Contacté par Ecrans, Giuseppe de Martino, directeur juridique de Dailymotion, revient sur cet épisode : «il fallait montrer qu'on était là pour durer et qu'on pouvait être des partenaires de confiance, ce qui n'était pas du tout à l'esprit des studios hollywoodiens à ce moment. Cette charte a fait basculer le destin de Dailymotion, puisque quelques semaines après sa signature, on avait des accords commerciaux avec les studios concernés, comme notre partenariat mondial avec Viacom.» On apprend au passage qu'une version française de cette charte est prévue depuis un bail, et fut un temps souhaitée également par un certain Eric Besson, alors ex-secrétaire à l'économie numérique. Aux dernières nouvelles, le projet est depuis aux oubliettes. «La dernière réunion qu'on devait avoir, c'était il y a un an, et elle avait été annulée par faute de salle disponible au Ministère de la culture» , explique, un peu dépité, de Martino, qui verrait avant tout dans cette version française «un signal psychologique» .

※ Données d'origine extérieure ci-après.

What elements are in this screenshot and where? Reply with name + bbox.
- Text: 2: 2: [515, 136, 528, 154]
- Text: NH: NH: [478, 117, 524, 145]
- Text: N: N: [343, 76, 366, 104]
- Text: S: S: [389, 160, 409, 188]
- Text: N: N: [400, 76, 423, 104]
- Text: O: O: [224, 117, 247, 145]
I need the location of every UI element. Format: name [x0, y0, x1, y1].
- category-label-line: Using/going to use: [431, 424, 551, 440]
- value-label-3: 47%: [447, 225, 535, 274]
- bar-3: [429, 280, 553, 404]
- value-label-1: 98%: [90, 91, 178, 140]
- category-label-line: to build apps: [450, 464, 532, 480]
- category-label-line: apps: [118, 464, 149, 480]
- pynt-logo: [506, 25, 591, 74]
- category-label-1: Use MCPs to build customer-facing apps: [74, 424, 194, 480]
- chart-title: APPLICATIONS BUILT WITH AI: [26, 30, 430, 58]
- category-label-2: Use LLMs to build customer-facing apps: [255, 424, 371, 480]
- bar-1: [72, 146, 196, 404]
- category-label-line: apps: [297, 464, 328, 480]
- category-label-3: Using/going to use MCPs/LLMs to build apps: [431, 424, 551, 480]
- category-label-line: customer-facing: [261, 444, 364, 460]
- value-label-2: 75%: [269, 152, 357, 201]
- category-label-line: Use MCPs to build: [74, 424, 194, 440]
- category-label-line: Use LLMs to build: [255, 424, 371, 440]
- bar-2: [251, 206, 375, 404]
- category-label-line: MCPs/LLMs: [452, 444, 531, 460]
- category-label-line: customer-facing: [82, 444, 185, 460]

_ Démonstration de Content ID

Parmi les conséquences directes de l'affrontement Viacom/YouTube et des fameux UGC Principles , on retrouve la généralisation du fingerprinting , cette technique qui permet aux plateformes d'identifier le contenu protégé soit pour le supprimer, soit pour le monétiser. YouTube a mis en place le système Content ID (qui scanne chaque jour l'équivalent de 100 ans de vidéos !), Dailymotion peut compter sur les technologies INA signature et Audible Magic pour détecter du contenu litigieux. Bien qu'à Dailymotion, on déclare «ne pas avoir eu l'impression d'avoir une épée de Damocles au dessus de la tête» en attendant l'issue de la bisbille entre YouTube et Viacom, nul ne pourra nier l'importance d'une telle décision sur l'avenir des sites communautaires. Elle a même permis a certains observateurs de revenir sur leurs opinions. Le journaliste spécialisé Farhad Manjoo, cité plus tôt, a ainsi regretté son choix éditorial lorsqu'il avait qualifié de «péché» les pratiques initiales de YouTube, reconnaissant que l'équipe n'avait fait que suivre à la lettre les recommandations du DMCA. Pour lui comme pour Giuseppe de Martino, le constat est clair : les technologies évoquées plus haut montrent que l'ère des procès interminables doit être révolue. L'heure est au travail commun entre sites et sociétés de production pour trouver des solutions créatives et souples aux mises en lignes de contenu protégé.